What is submerged-arc welding?
Submerged-arc welding, in short SA welding, is an arc welding process where the welding arc burns invisibly between an endless electrode and the workpiece. The arc and the weld pool are covered by a granular powder (flux). The slag created from the flux protects the welding zone against environmental influences. A high thermal efficiency due to the flux cover results in a high deposition rate compared to other welding processes. For this reason, submerged-arc welding is referred to as high-performance process.
SA welding is economically efficient when used for material thicknesses from 6mm. The numerous fields of application of SA welding range from ship and bridge building to steel construction and container production.
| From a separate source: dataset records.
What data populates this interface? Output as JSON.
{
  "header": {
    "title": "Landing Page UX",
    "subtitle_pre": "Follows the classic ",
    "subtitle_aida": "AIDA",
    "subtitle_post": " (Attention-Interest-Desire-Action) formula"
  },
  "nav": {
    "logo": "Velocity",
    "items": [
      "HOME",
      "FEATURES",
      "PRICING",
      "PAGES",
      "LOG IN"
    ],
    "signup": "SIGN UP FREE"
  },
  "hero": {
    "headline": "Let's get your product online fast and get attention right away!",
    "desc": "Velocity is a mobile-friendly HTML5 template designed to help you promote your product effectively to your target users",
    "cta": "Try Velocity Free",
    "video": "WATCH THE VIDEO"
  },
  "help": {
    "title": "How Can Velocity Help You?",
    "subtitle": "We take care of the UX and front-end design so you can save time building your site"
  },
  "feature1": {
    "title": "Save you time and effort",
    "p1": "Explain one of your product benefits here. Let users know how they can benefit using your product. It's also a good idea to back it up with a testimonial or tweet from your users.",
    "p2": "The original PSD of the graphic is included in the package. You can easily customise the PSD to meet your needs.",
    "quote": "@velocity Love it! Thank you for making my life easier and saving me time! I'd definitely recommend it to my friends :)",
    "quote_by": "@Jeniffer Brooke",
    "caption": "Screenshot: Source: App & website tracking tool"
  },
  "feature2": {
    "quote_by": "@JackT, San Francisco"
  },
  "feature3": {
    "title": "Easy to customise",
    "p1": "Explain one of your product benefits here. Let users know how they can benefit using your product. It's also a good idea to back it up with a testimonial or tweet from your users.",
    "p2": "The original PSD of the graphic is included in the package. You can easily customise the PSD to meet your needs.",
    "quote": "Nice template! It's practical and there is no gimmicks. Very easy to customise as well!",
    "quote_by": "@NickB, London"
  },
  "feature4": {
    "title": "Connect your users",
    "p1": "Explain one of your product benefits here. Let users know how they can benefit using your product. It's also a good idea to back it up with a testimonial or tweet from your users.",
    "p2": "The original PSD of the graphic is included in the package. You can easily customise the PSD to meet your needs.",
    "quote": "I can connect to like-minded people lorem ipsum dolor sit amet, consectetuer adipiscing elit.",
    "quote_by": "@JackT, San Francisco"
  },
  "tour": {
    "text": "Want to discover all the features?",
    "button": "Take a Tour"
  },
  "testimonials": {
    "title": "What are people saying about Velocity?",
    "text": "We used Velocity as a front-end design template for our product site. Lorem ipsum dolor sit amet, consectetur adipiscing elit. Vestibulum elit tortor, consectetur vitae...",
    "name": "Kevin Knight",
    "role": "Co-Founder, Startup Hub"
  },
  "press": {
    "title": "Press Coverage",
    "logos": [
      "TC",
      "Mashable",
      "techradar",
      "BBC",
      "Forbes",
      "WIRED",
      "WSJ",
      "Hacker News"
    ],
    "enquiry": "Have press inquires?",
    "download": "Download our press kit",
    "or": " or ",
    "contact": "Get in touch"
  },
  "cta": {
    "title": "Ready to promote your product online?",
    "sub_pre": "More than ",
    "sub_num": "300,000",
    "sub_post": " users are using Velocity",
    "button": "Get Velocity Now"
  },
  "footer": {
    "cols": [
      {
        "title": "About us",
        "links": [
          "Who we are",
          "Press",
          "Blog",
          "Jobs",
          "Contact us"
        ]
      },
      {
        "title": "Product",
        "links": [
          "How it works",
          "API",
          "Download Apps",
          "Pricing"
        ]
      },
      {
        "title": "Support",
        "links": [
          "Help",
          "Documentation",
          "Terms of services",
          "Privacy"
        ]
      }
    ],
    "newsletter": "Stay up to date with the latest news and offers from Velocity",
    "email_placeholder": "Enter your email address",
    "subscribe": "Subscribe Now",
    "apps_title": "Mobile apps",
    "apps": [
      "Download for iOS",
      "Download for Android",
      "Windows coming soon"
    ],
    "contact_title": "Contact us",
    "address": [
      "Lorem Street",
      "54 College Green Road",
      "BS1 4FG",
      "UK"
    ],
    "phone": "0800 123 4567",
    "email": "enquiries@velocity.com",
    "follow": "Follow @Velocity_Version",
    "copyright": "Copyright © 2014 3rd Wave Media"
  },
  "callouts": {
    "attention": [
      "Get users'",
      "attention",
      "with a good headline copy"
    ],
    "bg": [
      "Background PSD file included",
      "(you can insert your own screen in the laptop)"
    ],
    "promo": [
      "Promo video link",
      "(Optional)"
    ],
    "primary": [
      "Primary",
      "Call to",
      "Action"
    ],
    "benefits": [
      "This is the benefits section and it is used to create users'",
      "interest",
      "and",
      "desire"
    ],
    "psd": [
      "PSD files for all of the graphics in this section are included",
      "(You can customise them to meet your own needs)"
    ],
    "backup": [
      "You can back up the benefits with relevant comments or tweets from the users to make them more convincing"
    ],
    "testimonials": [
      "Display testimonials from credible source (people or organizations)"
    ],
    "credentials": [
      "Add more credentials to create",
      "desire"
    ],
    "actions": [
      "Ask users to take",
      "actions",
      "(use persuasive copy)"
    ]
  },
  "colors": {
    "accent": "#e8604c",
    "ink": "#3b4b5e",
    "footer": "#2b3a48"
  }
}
The process is used for joint welding as well as for surface welding of wear and corrosion protection layers. Unalloyed and alloyed steels as well as chromium-nickel steels can be welded with this process. High-performance welding processes like SA welding are mainly used as mechanical or automated processes. Shorter welding times combined with a higher duty cycle have the result that long seams can be welded without interruption. This leads to shorter downtimes with the positive effect that welding costs are also reduced.
The submerged-arc welding technique can be adapted to portals, column and booms, motor-driven axle systems or carriages. Thanks to the modular design of the Kjellberg SA welding technique and the diversity of available support systems, a variety of different component and seam geometries can be welded.